Davis (2010) aims to address the psychological consequences of family violence in his study, too. For example, he states the importance of paying more attention to the underlying emotional troubles than the physical aspect of violence: “domestic violence cannot be measured only through lethality or injurious physical assaults” (Davis, 2010, p. 46).
Finally, Farmer and Tiefenthaler (2014) explore the correlation between family violence and work performance of the women.
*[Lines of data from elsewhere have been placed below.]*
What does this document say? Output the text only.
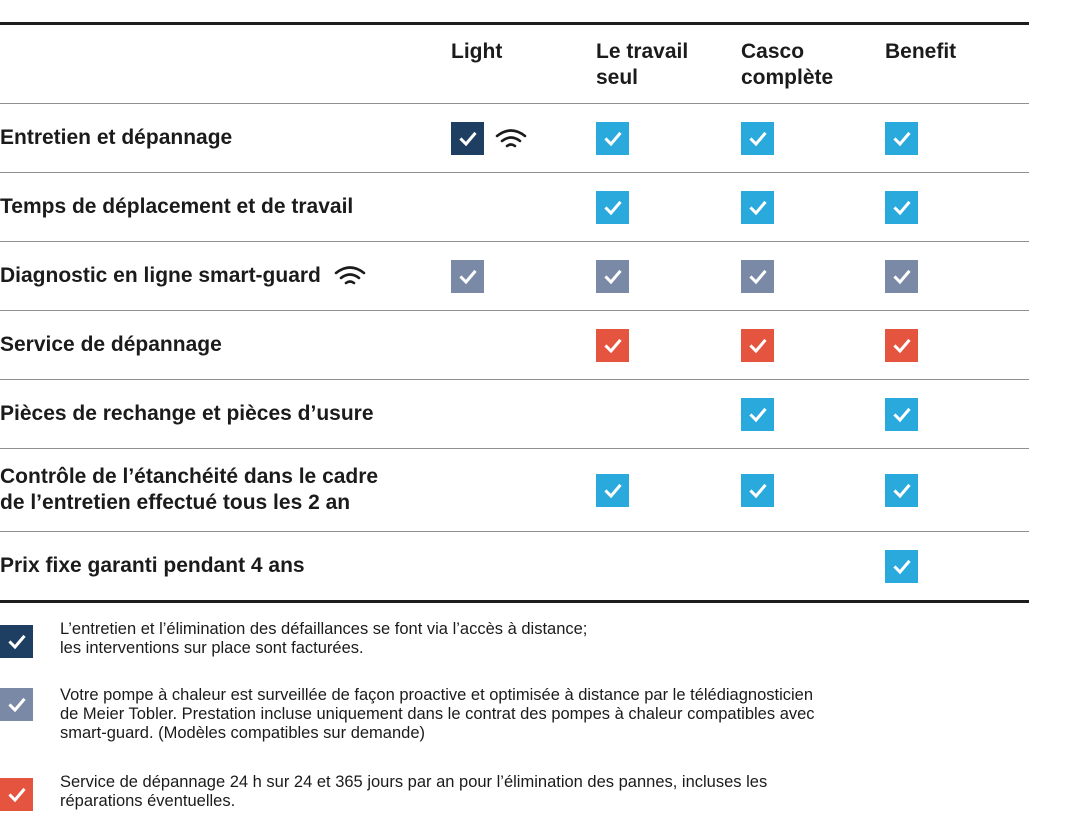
Light	Le travail
seul
Casco
complète
Benefit
Entretien et dépannage
Temps de déplacement et de travail
Diagnostic en ligne smart-guard
Service de dépannage
Pièces de rechange et pièces d’usure
Contrôle de l’étanchéité dans le cadre
de l’entretien effectué tous les 2 an
Prix fixe garanti pendant 4 ans
L’entretien et l’élimination des défaillances se font via l’accès à distance;
les interventions sur place sont facturées.
Votre pompe à chaleur est surveillée de façon proactive et optimisée à distance par le télédiagnosticien
de Meier Tobler. Prestation incluse uniquement dans le contrat des pompes à chaleur compatibles avec
smart-guard. (Modèles compatibles sur demande)
Service de dépannage 24 h sur 24 et 365 jours par an pour l’élimination des pannes, incluses les
réparations éventuelles.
Despite the fact that those women are in a very difficult position, their income is not necessarily affected by these circumstances: “empirical results indicate that after controlling for the simultaneity of violence and work, battered women are more likely to work than women who are not abused” (Farmer & Tiefenthaler, 2014, p. 301).
This study will be based on the qualitative research method. The necessary data will be collected on the subjects, Saudi male and female, age 7-18. Descriptive research will be used in analyzing and presenting the results.
Davis, R. (2010). Domestic violence-related deaths. Journal of Aggression, Conflict and Peace Research, 2(2), 44-52.
Dyson, J. L. (1990). The effect of family violence on children’s academic performance and behavior. Journal of the National Medical Association, 82(1), 17.
Farmer, A., & Tiefenthaler, J. (2004). The employment effects of domestic violence. Research in Labor Economics, 23, 301-334.
Kim, J., Park, S., & Emery, C. R. (2009). The incidence and impact of family violence on mental health among South Korean women: Results of a national survey. Journal of Family Violence, 24(3), 193-202.
Levendosky, A. A., Huth-Bocks, A., & Semel, M. A. (2002). Adolescent peer relationships and mental health functioning in families with domestic violence. Journal of Clinical Child and Adolescent Psychology, 31(2), 206-218.